Hope Mountain reflected in Silver Lake after a storm at Silver Lake Provincial Park near Hope, British Columbia, Canada
I posted an earlier version of this photograph almost 4 years ago. Since then my perspective and skills with post processing (and making photographs) has changed quite a bit. With most of my older images I look at them and see potential that alternate processing may release. In the case of this one, my reaction was more along the lines of “what was I thinking!?”. So I’ve reprocessed this photograph of Hope Mountain/Wells Peak reflected in the waters of Silver Lake and I think it is a much improved representation of this scene than my original processing.
For more images from this location please visit my Silver Lake Provincial Park gallery.
Any suggestions for post processing? I’m new to photography and love your photos! Any hints you’d like to share?
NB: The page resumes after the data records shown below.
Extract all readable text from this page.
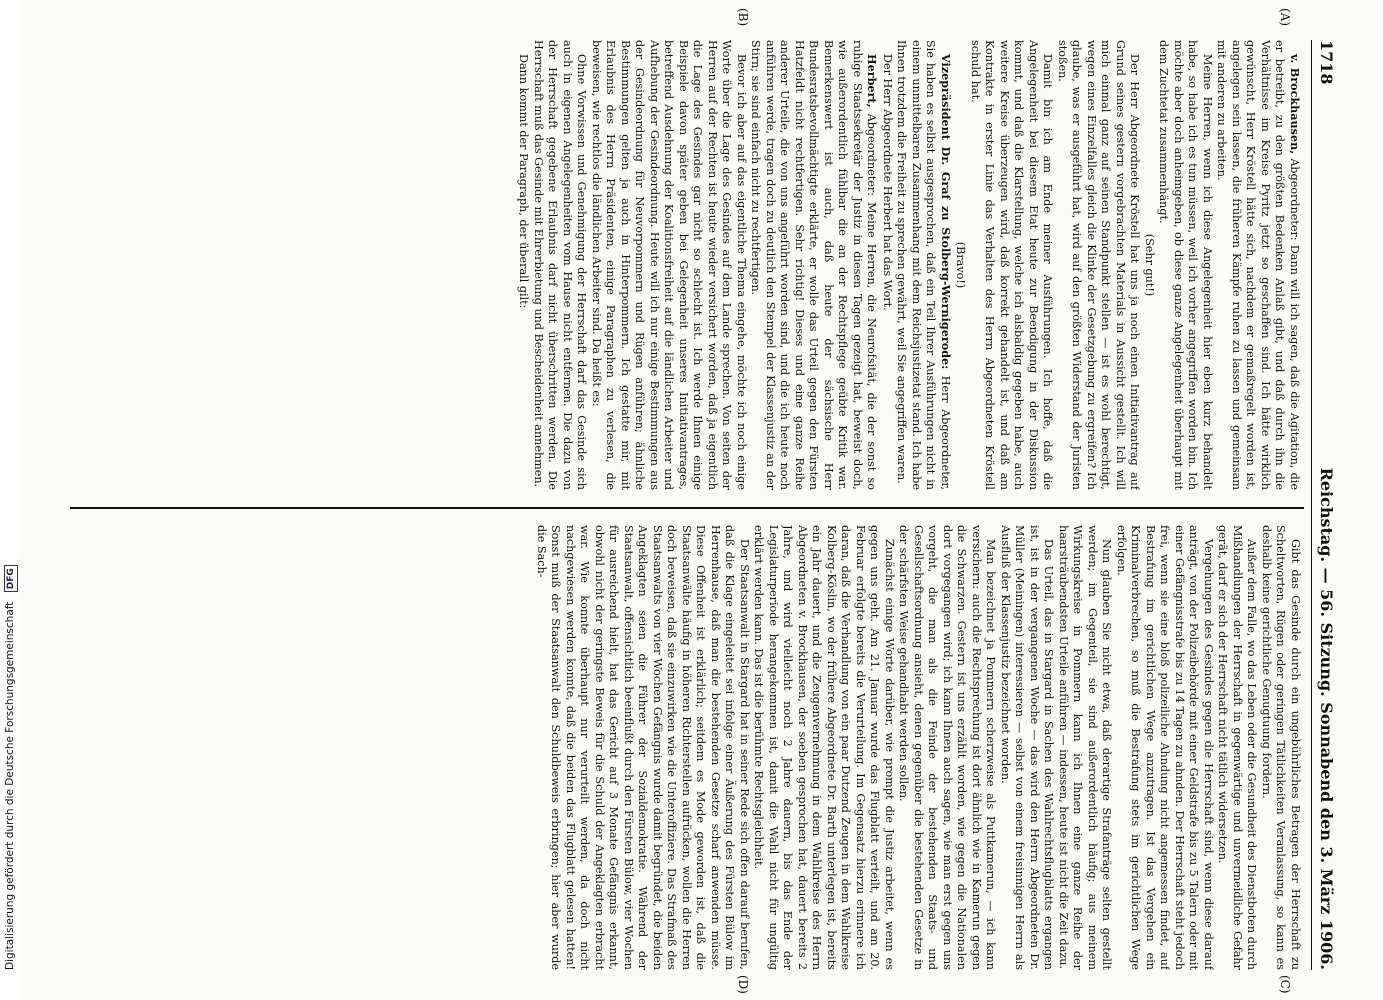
1718
Reichstag. — 56. Sitzung. Sonnabend den 3. März 1906.
(A)
(B)
(C)
(D)

v. Brockhausen, Abgeordneter: Dann will ich sagen, daß die Agitation, die er betreibt, zu den größten Bedenken Anlaß gibt, und daß durch ihn die Verhältnisse im Kreise Pyritz jetzt so geschaffen sind. Ich hätte wirklich gewünscht, Herr Kröstell hätte sich, nachdem er gemaßregelt worden ist, angelegen sein lassen, die früheren Kämpfe ruhen zu lassen und gemeinsam mit anderen zu arbeiten.

Meine Herren, wenn ich diese Angelegenheit hier eben kurz behandelt habe, so habe ich es tun müssen, weil ich vorher angegriffen worden bin. Ich möchte aber doch anheimgeben, ob diese ganze Angelegenheit überhaupt mit dem Zuchtetat zusammenhängt.

(Sehr gut!)

Der Herr Abgeordnete Kröstell hat uns ja noch einen Initiativantrag auf Grund seines gestern vorgebrachten Materials in Aussicht gestellt. Ich will mich einmal ganz auf seinen Standpunkt stellen — ist es wohl berechtigt, wegen eines Einzelfalles gleich die Klinke der Gesetzgebung zu ergreifen? Ich glaube, was er ausgeführt hat, wird auf den größten Widerstand der Juristen stoßen.

Damit bin ich am Ende meiner Ausführungen. Ich hoffe, daß die Angelegenheit bei diesem Etat heute zur Beendigung in der Diskussion kommt, und daß die Klarstellung, welche ich alsbaldig gegeben habe, auch weitere Kreise überzeugen wird, daß korrekt gehandelt ist, und daß am Kontrakte in erster Linie das Verhalten des Herrn Abgeordneten Kröstell schuld hat.

(Bravo!)

Vizepräsident Dr. Graf zu Stolberg-Wernigerode: Herr Abgeordneter, Sie haben es selbst ausgesprochen, daß ein Teil Ihrer Ausführungen nicht in einem unmittelbaren Zusammenhang mit dem Reichsjustizetat stand. Ich habe Ihnen trotzdem die Freiheit zu sprechen gewährt, weil Sie angegriffen waren.

Der Herr Abgeordnete Herbert hat das Wort.

Herbert, Abgeordneter: Meine Herren, die Neurofsität, die der sonst so ruhige Staatssekretär der Justiz in diesen Tagen gezeigt hat, beweist doch, wie außerordentlich fühlbar die an der Rechtspflege geübte Kritik war. Bemerkenswert ist auch, daß heute der sächsische Herr Bundesratsbevollmächtigte erklärte, er wolle das Urteil gegen den Fürsten Hatzfeldt nicht rechtfertigen. Sehr richtig! Dieses und eine ganze Reihe anderer Urteile, die von uns angeführt worden sind, und die ich heute noch anführen werde, tragen doch zu deutlich den Stempel der Klassenjustiz an der Stirn; sie sind einfach nicht zu rechtfertigen.

Bevor ich aber auf das eigentliche Thema eingehe, möchte ich noch einige Worte über die Lage des Gesindes auf dem Lande sprechen. Von seiten der Herren auf der Rechten ist heute wieder versichert worden, daß ja eigentlich die Lage des Gesindes gar nicht so schlecht ist. Ich werde Ihnen einige Beispiele davon später geben bei Gelegenheit unseres Initiativantrages, betreffend Ausdehnung der Koalitionsfreiheit auf die ländlichen Arbeiter und Aufhebung der Gesindeordnung. Heute will ich nur einige Bestimmungen aus der Gesindeordnung für Neuvorpommern und Rügen anführen; ähnliche Bestimmungen gelten ja auch in Hinterpommern. Ich gestatte mir, mit Erlaubnis des Herrn Präsidenten, einige Paragraphen zu verlesen, die beweisen, wie rechtlos die ländlichen Arbeiter sind. Da heißt es:

Ohne Vorwissen und Genehmigung der Herrschaft darf das Gesinde sich auch in eigenen Angelegenheiten vom Hause nicht entfernen. Die dazu von der Herrschaft gegebene Erlaubnis darf nicht überschritten werden. Die Herrschaft muß das Gesinde mit Ehrerbietung und Bescheidenheit annehmen.

Dann kommt der Paragraph, der überall gilt:

Gibt das Gesinde durch ein ungebührliches Betragen der Herrschaft zu Scheltworten, Rügen oder geringen Tätlichkeiten Veranlassung, so kann es deshalb keine gerichtliche Genugtuung fordern.

Außer dem Falle, wo das Leben oder die Gesundheit des Dienstboten durch Mißhandlungen der Herrschaft in gegenwärtige und unvermeidliche Gefahr gerät, darf er sich der Herrschaft nicht tätlich widersetzen.

Vergehungen des Gesindes gegen die Herrschaft sind, wenn diese darauf anträgt, von der Polizeibehörde mit einer Geldstrafe bis zu 5 Talern oder mit einer Gefängnisstrafe bis zu 14 Tagen zu ahnden. Der Herrschaft steht jedoch frei, wenn sie eine bloß polizeiliche Ahndung nicht angemessen findet, auf Bestrafung im gerichtlichen Wege anzutragen. Ist das Vergehen ein Kriminalverbrechen, so muß die Bestrafung stets im gerichtlichen Wege erfolgen.

Nun glauben Sie nicht etwa, daß derartige Strafanträge selten gestellt werden; im Gegenteil, sie sind außerordentlich häufig; aus meinem Wirkungskreise in Pommern kann ich Ihnen eine ganze Reihe der haarsträubendsten Urteile anführen — indessen, heute ist nicht die Zeit dazu.

Das Urteil, das in Stargard in Sachen des Wahlrechtsflugblatts ergangen ist, ist in der vergangenen Woche — das wird den Herrn Abgeordneten Dr. Müller (Meiningen) interessieren — selbst von einem freisinnigen Herrn als Ausfluß der Klassenjustiz bezeichnet worden.

Man bezeichnet ja Pommern scherzweise als Puttkamerun, — ich kann versichern: auch die Rechtsprechung ist dort ähnlich wie in Kamerun gegen die Schwarzen. Gestern ist uns erzählt worden, wie gegen die Nationalen dort vorgegangen wird; ich kann Ihnen auch sagen, wie man erst gegen uns vorgeht, die man als die Feinde der bestehenden Staats- und Gesellschaftsordnung ansieht, denen gegenüber die bestehenden Gesetze in der schärfsten Weise gehandhabt werden sollen.

Zunächst einige Worte darüber, wie prompt die Justiz arbeitet, wenn es gegen uns geht. Am 21. Januar wurde das Flugblatt verteilt, und am 20. Februar erfolgte bereits die Verurteilung. Im Gegensatz hierzu erinnere ich daran, daß die Verhandlung von ein paar Dutzend Zeugen in dem Wahlkreise Kolberg-Köslin, wo der frühere Abgeordnete Dr. Barth unterlegen ist, bereits ein Jahr dauert, und die Zeugenvernehmung in dem Wahlkreise des Herrn Abgeordneten v. Brockhausen, der soeben gesprochen hat, dauert bereits 2 Jahre, und wird vielleicht noch 2 Jahre dauern, bis das Ende der Legislaturperiode herangekommen ist, damit die Wahl nicht für ungültig erklärt werden kann. Das ist die berühmte Rechtsgleichheit.

Der Staatsanwalt in Stargard hat in seiner Rede sich offen darauf berufen, daß die Klage eingeleitet sei infolge einer Äußerung des Fürsten Bülow im Herrenhause, daß man die bestehenden Gesetze scharf anwenden müsse. Diese Offenheit ist erklärlich; seitdem es Mode geworden ist, daß die Staatsanwälte häufig in höheren Richterstellen aufrücken, wollen die Herren doch beweisen, daß sie einzuwirken wie die Unteroffiziere. Das Strafmaß des Staatsanwalts von vier Wochen Gefängnis wurde damit begründet, die beiden Angeklagten seien die Führer der Sozialdemokratie. Während der Staatsanwalt, offensichtlich beeinflußt durch den Fürsten Bülow, vier Wochen für ausreichend hielt, hat das Gericht auf 3 Monate Gefängnis erkannt, obwohl nicht der geringste Beweis für die Schuld der Angeklagten erbracht war. Wie konnte überhaupt nur verurteilt werden, da doch nicht nachgewiesen werden konnte, daß die beiden das Flugblatt gelesen hatten! Sonst muß der Staatsanwalt den Schuldbeweis erbringen; hier aber wurde die Sach-

Digitalisierung gefördert durch die Deutsche Forschungsgemeinschaft DFG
Entire books have been written on that subject! 😉 Not knowing anything about what you do now, I just have a few suggestions. I started shooting digital with RAW+JPG, but quickly moved to just RAW. If you haven’t shot anything in Raw yet, give it a try (you’ll still have the jpg handy just in case). It is very much a process that makes a photograph your own, vs one partly made by the camera. The other thing I see a lot is people trying to overcome shortcomings of a photograph by upping the saturation/vibrance beyond what looks natural. You’ll notice one of the principle differences between the reprocessed photograph above and the previous one is that the saturation of some colours were unnatural and overdone.
Awesome!! Thanks so much! I’ve been using RAW and definitely know what you’re talking about with the unnatural saturation and vibrance. I thank you for the help!
Have a look at some of the videos by Michael Frye where he goes through how to process using Lightroom. Adobe Camera Raw is basically the same thing with a different UI on top, so the principles are the same. His videos changed how I processed in that they finally convinced me to use a custom tone curve in ACR for contrast/brightness/white and black points. Made a big difference for me.